Шеренги таманцев начинают ломаться. Вдоль них бегают какие-то люди. "Долой! Долой!" — раздается все громче.

Букретов поворачивается, быстрыми шагами удаляется от лагерного поля. Свита тянется за ним.

— Куда мы? — спрашивает Шорохов, идя вместе со всеми.

— Обедать, — отвечает Закордонный. — Потом будем ужинать. Эту братию надо измором брать. Пусть на поле постоят. Пойдемте. Приглашаю…

* * *

Как и в Ивановской, зал атаманского правления заполняет с полсотни военных и гражданских персон. Букретов мрачен. По-началу царит молчание. Пьют и едят. Потом со своего места поднимается усатый казак лет сорока — станичный атаман.

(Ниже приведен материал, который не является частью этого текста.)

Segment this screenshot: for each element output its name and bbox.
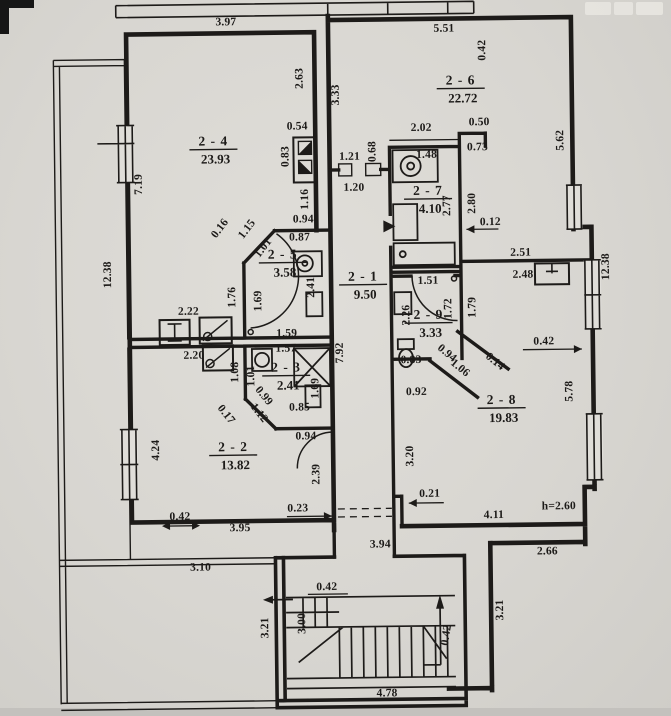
dimension-label: 0.54 <box>286 120 308 133</box>
dimension-label: 3.21 <box>493 599 507 621</box>
room-number-label: 2 - 4 <box>198 133 229 149</box>
dimension-label: 2.39 <box>310 463 323 485</box>
dimension-label: 1.72 <box>442 298 455 320</box>
dimension-label: 2.66 <box>536 545 558 558</box>
dimension-label: 3.20 <box>404 445 417 467</box>
window-left-lower <box>120 429 139 499</box>
dimension-label: 1.20 <box>343 181 365 194</box>
dimension-marks <box>157 138 585 596</box>
windows <box>97 120 604 500</box>
room-area-label: 23.93 <box>200 151 231 167</box>
dimension-label: 1.21 <box>339 150 361 163</box>
dimension-label: 1.06 <box>448 356 472 380</box>
dimension-label: 5.51 <box>433 22 455 35</box>
room-area-label: 19.83 <box>489 409 519 426</box>
room-area-label: 3.33 <box>419 324 443 340</box>
dimension-label: 2.51 <box>510 246 532 259</box>
dimension-label: 2.63 <box>293 67 306 89</box>
room-label-underline <box>339 284 387 285</box>
room-label-underline <box>478 408 526 409</box>
room-area-label: 2.41 <box>276 377 300 393</box>
room-area-label: 22.72 <box>448 90 478 106</box>
dimension-label: 1.59 <box>276 327 298 340</box>
window-left-upper <box>97 125 135 182</box>
room-label-underline <box>437 88 485 89</box>
dimension-label: 1.01 <box>252 236 275 260</box>
dimension-label: 1.51 <box>417 274 439 287</box>
dimension-label: 3.00 <box>296 612 309 634</box>
dimension-label: 7.19 <box>132 173 145 195</box>
duct-box-icon <box>160 320 190 345</box>
dimension-label: 0.50 <box>468 116 490 129</box>
dimension-label: 1.69 <box>252 290 265 312</box>
dimension-label: 0.94 <box>434 342 459 365</box>
dimension-label: 2.20 <box>183 349 205 362</box>
room-number-label: 2 - 7 <box>412 182 443 199</box>
dimension-label: 5.62 <box>554 129 567 151</box>
room-label-underline <box>405 323 453 324</box>
room-number-label: 2 - 3 <box>271 359 302 375</box>
dimension-label: 0.17 <box>214 402 238 427</box>
dimension-label: 0.83 <box>279 146 292 168</box>
dimension-label: 1.79 <box>466 296 479 318</box>
room-label-underline <box>262 375 310 376</box>
dimension-label: 0.94 <box>292 213 314 226</box>
dimension-label: 0.94 <box>295 430 317 443</box>
dimension-label: 0.12 <box>479 215 501 229</box>
room-number-label: 2 - 5 <box>267 246 298 262</box>
dimension-label: 1.08 <box>229 361 242 383</box>
room-label-underline <box>404 199 452 200</box>
radiator-icon <box>535 263 569 284</box>
room-label-underline <box>189 149 237 150</box>
dimension-label: 2.02 <box>410 121 432 135</box>
dimension-label: 0.92 <box>405 385 427 399</box>
dimension-label: 2.41 <box>305 276 318 298</box>
stairs <box>263 594 456 689</box>
dimension-label: 0.21 <box>419 487 441 500</box>
room-label-underline <box>209 455 257 456</box>
room-area-label: 9.50 <box>353 286 377 302</box>
dimension-label: 2.26 <box>400 304 413 326</box>
top-band <box>116 1 474 17</box>
dimension-label: 0.87 <box>288 231 311 244</box>
dimension-label: 3.33 <box>329 84 342 106</box>
dimension-label: 2.77 <box>441 195 454 217</box>
dimension-label: 0.83 <box>400 353 422 367</box>
dimension-label: 1.16 <box>298 188 312 210</box>
room-number-label: 2 - 1 <box>348 268 378 284</box>
dimension-label: 0.99 <box>252 384 276 408</box>
dimension-label: 0.42 <box>316 580 338 594</box>
room-number-label: 2 - 2 <box>218 439 249 455</box>
dimension-label: 4.11 <box>483 508 505 522</box>
room-number-label: 2 - 8 <box>486 391 517 408</box>
dimension-label: 12.38 <box>101 261 115 289</box>
dimension-label: 0.68 <box>366 140 379 163</box>
dimension-label: 4.78 <box>376 687 398 700</box>
dimension-label: 1.69 <box>309 377 322 399</box>
dimension-label: 0.73 <box>466 141 488 154</box>
dimension-label: 2.22 <box>177 305 199 318</box>
room-number-label: 2 - 6 <box>445 72 476 88</box>
dimension-label: 0.23 <box>287 502 309 515</box>
dimension-label: 5.78 <box>563 380 576 402</box>
dimension-label: 1.15 <box>235 217 259 242</box>
dimension-label: 1.12 <box>247 401 271 426</box>
dimension-label: h=2.60 <box>541 500 577 513</box>
dimension-label: 1.57 <box>275 342 297 355</box>
dimension-label: 0.42 <box>476 39 489 61</box>
dimension-label: 0.16 <box>208 216 232 241</box>
dimension-label: 4.24 <box>149 439 163 461</box>
dimension-label: 3.94 <box>369 538 391 551</box>
room-number-label: 2 - 9 <box>413 306 444 323</box>
dimension-label: 2.48 <box>512 268 534 281</box>
dimension-label: 3.21 <box>259 617 272 639</box>
dimension-label: 3.97 <box>215 16 237 29</box>
dimension-label: 1.01 <box>245 365 258 387</box>
dimension-label: 0.42 <box>169 510 191 524</box>
dimension-label: 0.42 <box>438 623 455 647</box>
dimension-label: 7.92 <box>333 342 347 364</box>
room-area-label: 13.82 <box>220 457 251 473</box>
room-area-label: 4.10 <box>418 200 442 216</box>
dimension-label: 3.95 <box>229 522 251 535</box>
partition-walls <box>127 129 595 560</box>
watermark <box>585 2 663 15</box>
dimension-label: 1.76 <box>226 286 239 308</box>
room-area-label: 3.58 <box>273 264 297 280</box>
door-jambs-corridor <box>339 163 381 176</box>
dimension-label: 1.48 <box>415 148 438 161</box>
window-right-2-6 <box>566 185 583 229</box>
dimension-label: 3.10 <box>190 561 212 574</box>
room-label-underline <box>259 262 307 263</box>
window-right-2-8-lower <box>586 414 604 480</box>
dimension-label: 2.80 <box>465 192 479 214</box>
dimension-label: 12.38 <box>599 253 613 281</box>
dimension-label: 0.85 <box>289 401 311 414</box>
dimension-label: 0.42 <box>533 335 555 348</box>
dimension-label: 0.14 <box>483 350 507 374</box>
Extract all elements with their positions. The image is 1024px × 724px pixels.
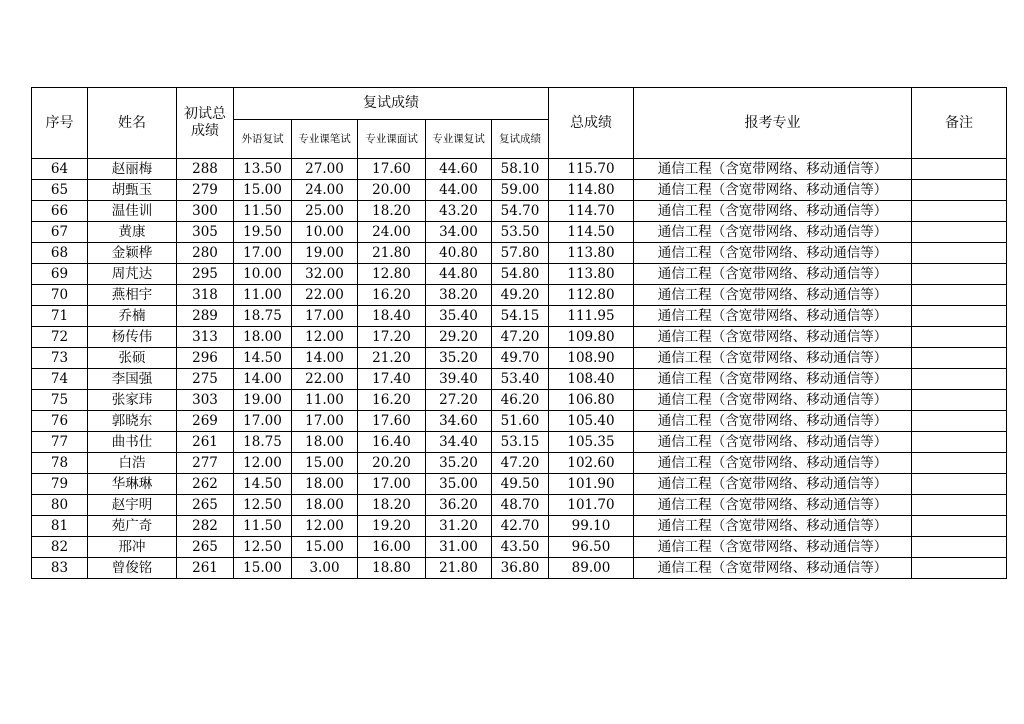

— Мы счастливы, — говорит он, — что вместе с нами за этим столом атаман Кубанского войска, и мы можем его приветствовать. Большая честь для казаков Таманского отдела. Мы хотим, чтобы вы, ваше превосходительство, это знали, всегда про нас помнили. Для нас в этом…

Букретов прерывает его:

— Погоди. В твоей станице много большевиков? Ты прямо скажи. Ты наверняка знаешь.

— Недовольные есть, ваше превосходительство, — отвечает станичный атаман. — А большевиков? Не знаю. Не считал. Думаю — нет ни одного.

— Ты кто? — Букретов тоже поднимается из-за стола.

— Станичный атаман.

— Не станичный атаман ты, а, — Букретов грязно ругается. — Потому и отвечаешь: "Не знаю". Как ты смеешь мне так отвечать?

— Как же мне отвечать, если я в самом деле ничего этого не знаю?

Букретов упрямо продолжает:

— Ты мне потому так ответил, что ты сам отъявленный красный. При таком, как ты, станичном атамане, да чтобы в Тамани не расплодилось большевиков?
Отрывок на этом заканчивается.